Every other African River is screwed up some way for human use, lets screw up the Nile.

POD: 25,000BC. An earthquake in southern Egypt topples Gebel Tingar and blocks the Nile at the approximate location of the Aswan Dam.

Possibility A (Less Likely). The Nile turns sharply east or east northeast, cuts though the eastern desert coastal range and has an outlet in the southern red sea. It river valley between Gebel Tingar and the sea has *many* rapids and is completely useless for boat travel.

Possibility B (More Likely). The Nile turns West-Northwest into a relatively low lying area and does not have an outlet to the sea. The Nile feeds into an Endorheic basin like the Great Basin in North America.

In either case, there is a ceaseless tract of desert stretching from the West edge of Africa to the Red Sea.

Effects? The Old Nile Valley itself probably still remains a natural travel corridor between the Mediterranean Sea and the truncated Nile. In Possibility B, I think the large size of the resulting lake probably leads to a habitable shoreline, but I'm not sure which way the winds would carry the moisture, (west, I *think*).

Ideas from here?
 
Was the area you've diverted to desert in 25000 BC? You may need a much more recent POD. Otherwise, you might actually end up butterflying away the creation of the Sahara.

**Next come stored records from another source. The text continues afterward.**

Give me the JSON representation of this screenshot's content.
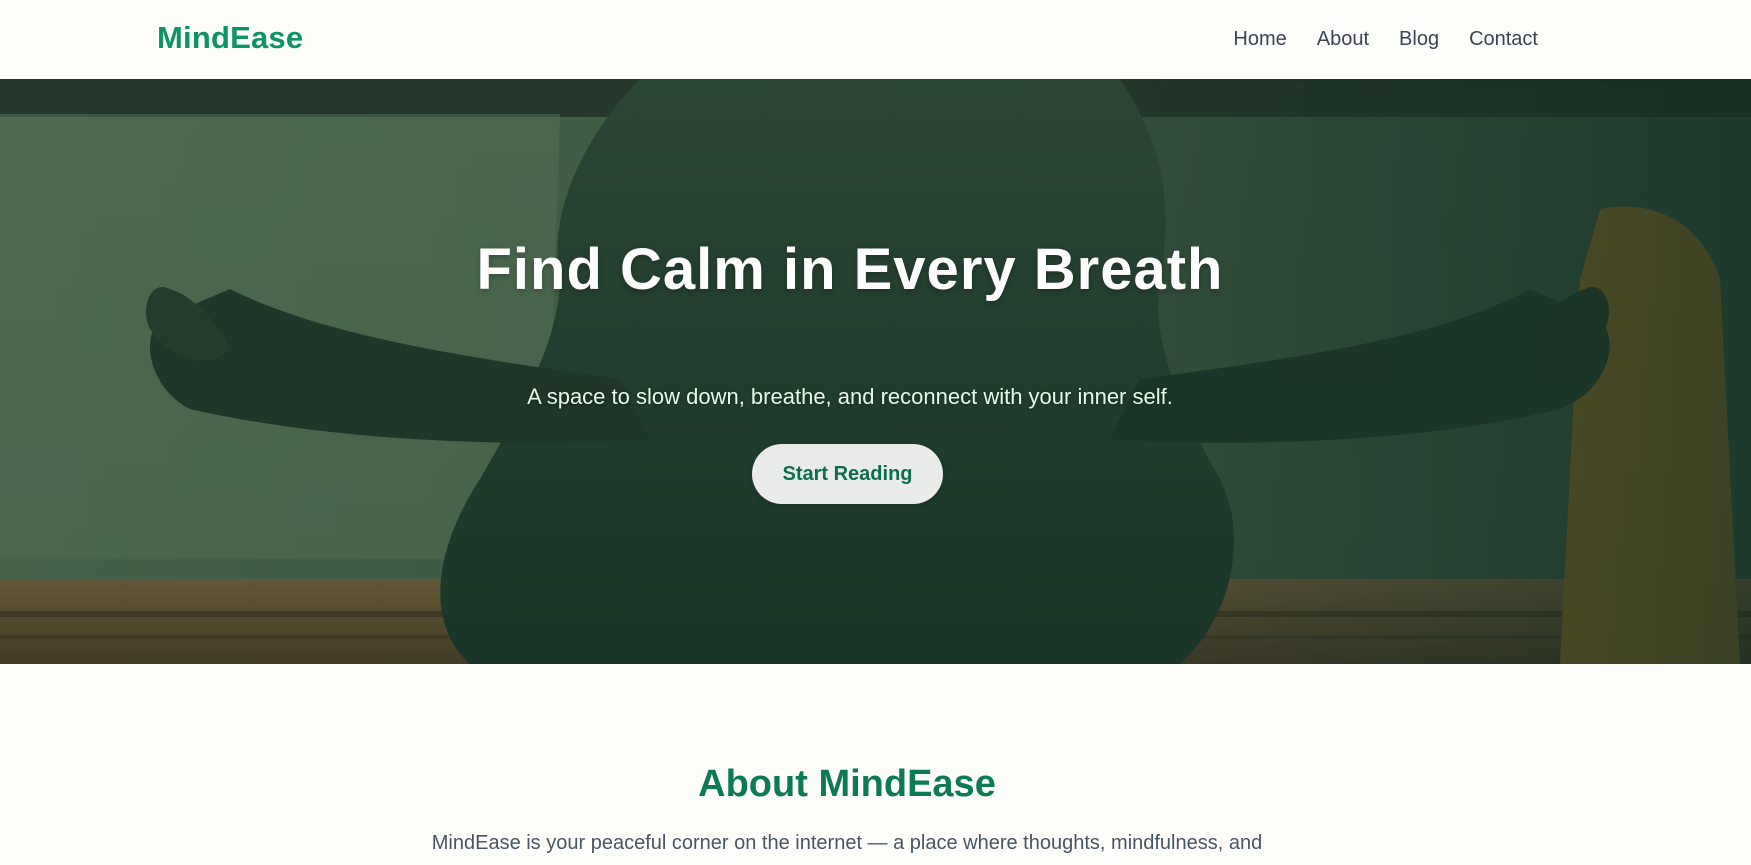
{
  "header": {
    "logo": "MindEase",
    "nav": [
      "Home",
      "About",
      "Blog",
      "Contact"
    ]
  },
  "hero": {
    "title": "Find Calm in Every Breath",
    "subtitle": "A space to slow down, breathe, and reconnect with your inner self.",
    "cta_label": "Start Reading",
    "image_description_icon": "meditation-photo"
  },
  "about": {
    "title": "About MindEase",
    "text": "MindEase is your peaceful corner on the internet — a place where thoughts, mindfulness, and"
  },
  "colors": {
    "brand": "#0e9268",
    "about_title": "#0c7a56",
    "nav_text": "#3a4656",
    "page_background": "#fdfdf9",
    "button_background": "#e9ece8",
    "button_text": "#0c6e4d"
  }
}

Also, 25,000 years is a lot of silt. Query whether by historic times you wouldn't have filled in the basin and flowed over into the mediterranean or back into the OTL Nile River Valley.
 
Was the area you've diverted to desert in 25000 BC? You may need a much more recent POD. Otherwise, you might actually end up butterflying away the creation of the Sahara.

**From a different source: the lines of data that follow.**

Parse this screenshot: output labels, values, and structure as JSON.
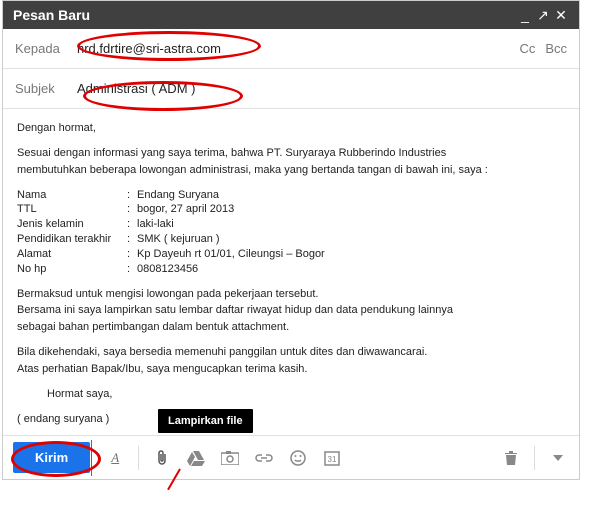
{
  "header": {
    "title": "Pesan Baru"
  },
  "fields": {
    "to_label": "Kepada",
    "to_value": "hrd.fdrtire@sri-astra.com",
    "cc": "Cc",
    "bcc": "Bcc",
    "subject_label": "Subjek",
    "subject_value": "Administrasi ( ADM )"
  },
  "body": {
    "greet": "Dengan hormat,",
    "intro1": "Sesuai dengan informasi yang saya terima, bahwa PT. Suryaraya Rubberindo Industries",
    "intro2": "membutuhkan beberapa lowongan administrasi, maka yang bertanda tangan di bawah ini, saya :",
    "rows": [
      {
        "k": "Nama",
        "v": "Endang Suryana"
      },
      {
        "k": "TTL",
        "v": "bogor, 27 april 2013"
      },
      {
        "k": "Jenis kelamin",
        "v": "laki-laki"
      },
      {
        "k": "Pendidikan terakhir",
        "v": "SMK ( kejuruan )"
      },
      {
        "k": "Alamat",
        "v": "Kp Dayeuh rt 01/01, Cileungsi – Bogor"
      },
      {
        "k": "No hp",
        "v": "0808123456"
      }
    ],
    "p1": "Bermaksud untuk mengisi lowongan pada pekerjaan tersebut.",
    "p2": "Bersama ini saya lampirkan satu lembar daftar riwayat hidup dan data pendukung lainnya",
    "p3": "sebagai bahan pertimbangan dalam bentuk attachment.",
    "p4": "Bila dikehendaki, saya bersedia memenuhi panggilan untuk dites dan diwawancarai.",
    "p5": "Atas perhatian Bapak/Ibu, saya mengucapkan terima kasih.",
    "closing": "Hormat saya,",
    "sign": "( endang suryana )"
  },
  "footer": {
    "send": "Kirim",
    "attach_tooltip": "Lampirkan file"
  }
}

Also, 25,000 years is a lot of silt. Query whether by historic times you wouldn't have filled in the basin and flowed over into the mediterranean or back into the OTL Nile River Valley.

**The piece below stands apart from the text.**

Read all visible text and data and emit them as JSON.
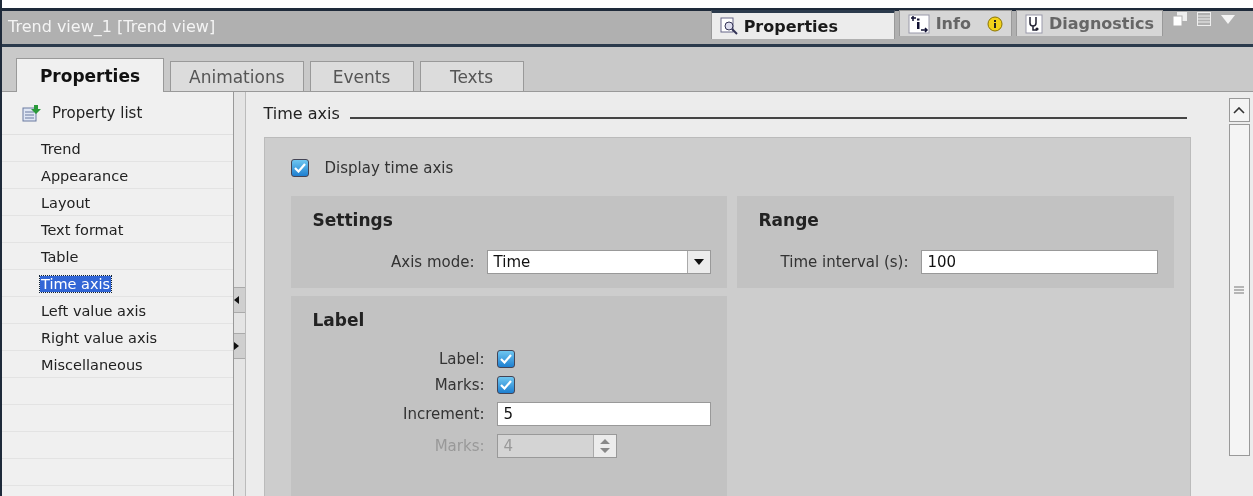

Because of the prevailing wind patterns and the lack of ice age, you end up with Deserts at that latitude unless the mountains and seas are such that rain gets brought into that area by monsoon. I don't think our "Lake Saladin" is going to make much difference over the entire Sahara.

The silt is a good question. I think I'd have to do quite a bit of volume calculation before determining that. I was trying to go back far enough to eliminate Egyptian civilization without screwing up the general movement of the early humans. OTOH, changing the Tenth Plague to making the Nile *never* come back is appealing.
 
I'm curious. How are other African rivers screwed up for human use?

The Nile is the only river in Africa which goes through farmable area while being more or less navigable for most of the year. Most of the Congo's drainage isn't that farmable and both the Niger and the Zambezi aren't as navigable from the sea inland as the Nile is without dredging. North America is sort of the other end of the scale. Half the inhabitable (to Europeans) continent is drained by two river systems (St. Lawrence & Mississippi) which have small specific areas where they aren't traversable (Niagara and Louisville (and similar breaks to Louisville on the Missouri)).

Yes there were cultures at a reasonably high level that used both the Niger and the Zambezi, but they might have benefited by the rivers being more like the Nile or the Mississippi.